Many children being assessed for growth retardation have challenges in other areas as well, such as weight gain and psychosocial issues revolving around self-confidence, particularly during adolescence. The CHOP team collaborates with nutritionists, feeding team, GI specialists, and behavioral health specialists when necessary to address these aspects of a child’s well-being. Joint appointments between these specialties are not uncommon.

Regardless of the reason for growth patterns, focus on positive character traits is critical to building self-confidence and self-esteem in some children, especially during the sensitive adolescent period. It is important to remember that a child may be significantly shorter than his or her peers, but still be very healthy and happy. Research indicates that clinicians may need to remind parents of this fact.

Short stature referral patterns

Adda Grimberg, MD, scientific director of the Growth Center, has been studying patterns in the referral and treatment of children with short stature. Pediatric growth hormone registries have documented an almost 2:1 male-to-female ratio among U.S. growth hormone recipients, a ratio close behind Japan’s, but exceeding that of many European countries.

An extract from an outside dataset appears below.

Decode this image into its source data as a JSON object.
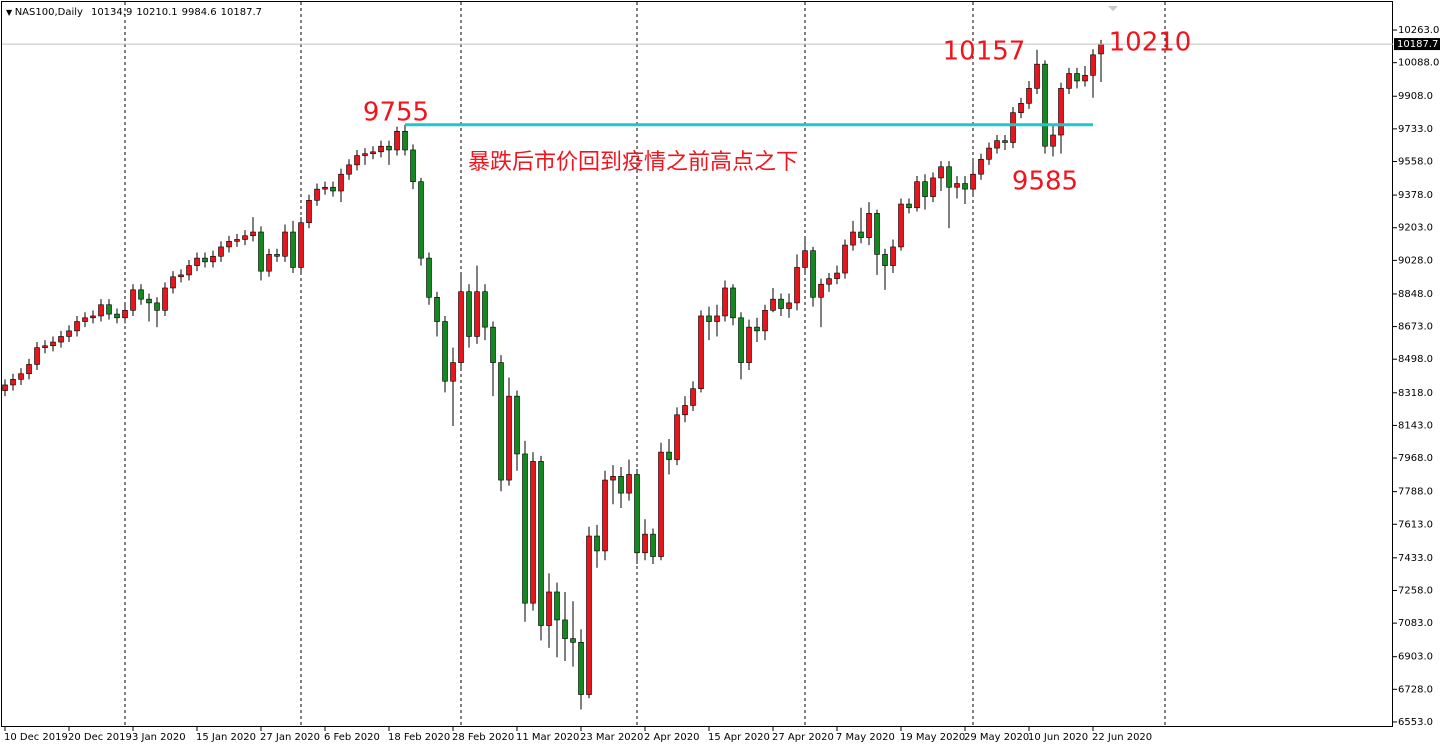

Pediatric endocrinologists are the principal prescribers of growth hormone in the pediatric population, and boys were found to outnumber girls, again about 2:1, among children referred to the Growth Center for evaluation of short stature or poor growth. Further, the girls who were referred were shorter than the boys, relative to both the general population and their parents’ heights, and were found to have a greater frequency of underlying disease. Taking it one step back, to the patient population of general pediatric practices, the prevalence of growth faltering did not differ between boys and girls, indicating the 2:1 ratio seen in endocrine practices reflects a gender-based referral bias. A racial bias was also found, with African American patients relatively underrepresented among the children with growth faltering who saw an endocrinologist versus those who saw a gastroenterologist or no specialist.

The majority of patients with growth faltering were managed by their primary care clinician without seeing a specialist. Among diagnostic tests ordered by primary pediatricians for patients with growth faltering, tests of the growth hormone axis were ordered twice as frequently for boys than girls.

Research

Current NIH-funded studies aim at understanding the origins of the disparities in the management of short stature — from the perspectives of both primary care clinicians and parents. Because short stature is not a disease, both parents and clinicians share in the clinical decision-making process, and the degree of parental concern often influences the management pursued by clinicians.

Factors influencing parental attitudes and knowledge about childhood growth and its treatment, such as the Internet, thereby play a role in shaping healthcare practice. Grimberg’s work ultimately strives to understand how social pressures for tallness are impacting pediatric care and how we can address the disparities to improve clinical care for children with growth problems. Also, Grimberg is chairing the Pediatric Endocrine Society taskforce that is drafting new guidelines for pediatric growth hormone and IGF-I therapy.

References

Medically underserved girls receive less evaluation for short stature. Grimberg A, Feemster KA, Pati S, Ramos M, Grundmeier R, Cucchiara AJ, Stallings VA. Pediatrics. 2011;127(4):696-702.

Internet informs parents about growth hormone. Cousounis P, Lipman TH, Ginsburg KR, Grimberg A. Horm Res Paediatr. 2013;80(2):86-91.